Directors vote to cancel 2019 Edmonton Pride Festival

Less than two months before the Edmonton Pride festival was scheduled, the Pride Festival Society board of directors has voted to cancel the event.

Parade was interrupted last year by protesters demanding police be uninvited

Thousands of people lined Whyte Avenue for the 2018 Edmonton Pride parade. (Zoe Todd/CBC)

There will be no Edmonton Pride Festival this year. 

Less than two months before the 10-day festival was set to take place, the Edmonton Pride Festival Society board of directors voted to cancel the event, according to an email obtained by CBC News. 

"In light of the current political and social environment, it has been determined that any attempt to host a festival will not be successful," reads the email from the board of directors.

"Please keep in mind that we are a not-for-profit organization run almost solely by volunteers."

Members of the board have not responded to a request for comment from CBC News.

The festival was set to kick off June 7 with a Wine Up To Pride event at Dr. Wilbert McIntyre Park in Old Strathcona. The Pride parade was scheduled for June 8 on Whyte Avenue. 

"It has always been the goal of the Edmonton Pride Festival Society to host a safe and enjoyable event that is as reflective and encompassing of the entire community as possible; however, given current events, we do not feel that this is attainable for this year," the email from the society said.

According to the email, other Pride events put on by LGBTQ organizations will still take place in June. 

'Losing the parade is a blow'

A screenshot of the email was shared widely on the Facebook page for a well-known LGBTQ bar in Edmonton, Evolution Wonderlounge. Co-owner Rob Browatzke said he posted it to the page after the email was forwarded to him.

"We shared it on our social media to start a conversation about it, and that conversation certainly has happened," said Browatzke. "It was too important to not be sharing with the members of the community that the festival is for."

Browatzke said he was disappointed, but not surprised. The board has faced mounting pressure in recent weeks to restructure the festival and the organization to feature the experience of black, Indigenous and people of colour in the LGBTQ community.

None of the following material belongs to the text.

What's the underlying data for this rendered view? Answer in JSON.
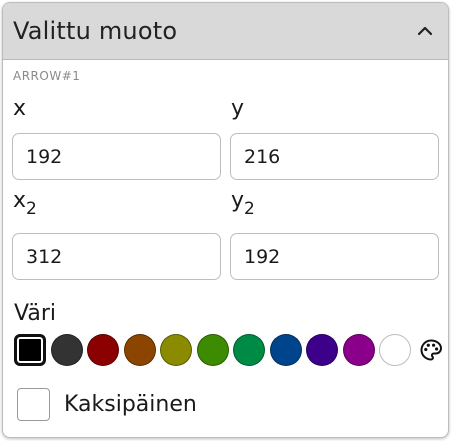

"I'm certainly disappointed that this is the solution that's been reached for now. I'm hoping that, maybe, the email will be a call to action for members of the community to come out, make the necessary changes, have the necessary conversations to get Pride onboard."

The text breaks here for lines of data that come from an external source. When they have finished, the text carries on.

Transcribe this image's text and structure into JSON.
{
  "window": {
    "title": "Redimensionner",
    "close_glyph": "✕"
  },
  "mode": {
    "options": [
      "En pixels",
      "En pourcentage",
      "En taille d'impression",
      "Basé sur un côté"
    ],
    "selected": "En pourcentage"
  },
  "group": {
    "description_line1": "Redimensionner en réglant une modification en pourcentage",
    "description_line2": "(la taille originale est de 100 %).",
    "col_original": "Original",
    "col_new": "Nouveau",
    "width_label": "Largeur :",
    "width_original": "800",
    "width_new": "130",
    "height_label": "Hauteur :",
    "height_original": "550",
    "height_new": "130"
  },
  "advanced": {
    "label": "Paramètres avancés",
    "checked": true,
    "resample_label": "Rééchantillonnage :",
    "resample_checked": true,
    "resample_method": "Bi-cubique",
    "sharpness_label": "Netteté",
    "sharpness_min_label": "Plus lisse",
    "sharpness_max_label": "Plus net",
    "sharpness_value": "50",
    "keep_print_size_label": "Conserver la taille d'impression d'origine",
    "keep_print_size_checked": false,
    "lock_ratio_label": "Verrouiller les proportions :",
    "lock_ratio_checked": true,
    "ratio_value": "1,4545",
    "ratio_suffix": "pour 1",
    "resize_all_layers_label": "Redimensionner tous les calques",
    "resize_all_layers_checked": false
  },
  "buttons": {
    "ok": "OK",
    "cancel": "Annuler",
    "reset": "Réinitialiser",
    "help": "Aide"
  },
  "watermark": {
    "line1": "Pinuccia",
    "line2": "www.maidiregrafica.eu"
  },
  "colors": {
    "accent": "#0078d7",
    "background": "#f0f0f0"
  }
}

"There's absolutely still need for Pride. The need for Pride continues to change. And right now, maybe Pride needs to be raising up the voices of people that haven't always had that media spotlight on them," he said.

He said Evolution Wonderlounge will still go forward with its own Pride Week events, and he expected other businesses and organizations will do the same.

"Losing the parade is a blow. Losing that massive Pride in the Park party is certainly a blow. But Pride isn't cancelled."

Police called to board meeting last week

The decision comes not long after police were called to a meeting of the board of directors.

The board was meeting on April 4 to discuss a list of demands put forward by two local organizations — Shades of Colour and RaricaNow — that advocate for people of colour and refugees in Edmonton's LGBTQ community. The demands include a call for the festival to allocate more funding to under-represented artists and facilitators. 

The same groups also helped organize a demonstration at last year's Pride parade calling for the organizers to uninvite Edmonton police, RCMP and military personnel, amid a Canada-wide debate over the presence of police in Pride parades. 

The groups have been meeting with the board over the past 10 months and drafted a list of seven demands for the board, said V. Guzman, a co-organizer and facilitator with Shades of Colour.

Four representatives from the two groups were invited to speak at last week's meeting, according to Clayton Hitchcock, co-chair of the Pride Festival Society. But when roughly 30 supporters showed up, they were stopped at the door and told they had to be members of the organization to participate in the meeting.

In an interview with CBC News last week, Hitchcock said group members pushed their way into the meeting. He said members of the board felt unsafe and decided to call police.

Guzman, a Latinx non-binary person who uses they/them pronouns, said no one from the group was arrested and police were co-operative.

But they said it was "a moment of pure irony" when the board called the police on a peaceful group trying to discuss the history and relationship between police and Edmonton's LGBTQ community. 

"Whoever called the police — I don't know who it is — I don't think they understood the systemic issues that we were bringing up within our demands," they said. "I remember yelling at them, 'You do not understand the repercussions of your actions and what you just did to our community.'"

Later that day, the festival announced on Facebook the meeting had been moved to a second location because of "safety concerns." The post was inundated with comments denouncing the decision to call police. 

Shades of Colour's Facebook page was also flooded with negative comments in the wake of the decision to cancel the Pride Festival, Guzman said.

"I was very shocked and taken aback by the notice that the Pride Festival decided to cancel. My immediate feeling that came after that was fear, fear for the negative backlash," they said.

"Now I'm just very exhausted and sad."

Guzman added that the group had been working with the festival's board for months to ensure the voices of LGBTQ people of colour were at the centre of this year's festival.

"I understand where people are coming from, I really do. This hurts. This hurts everyone."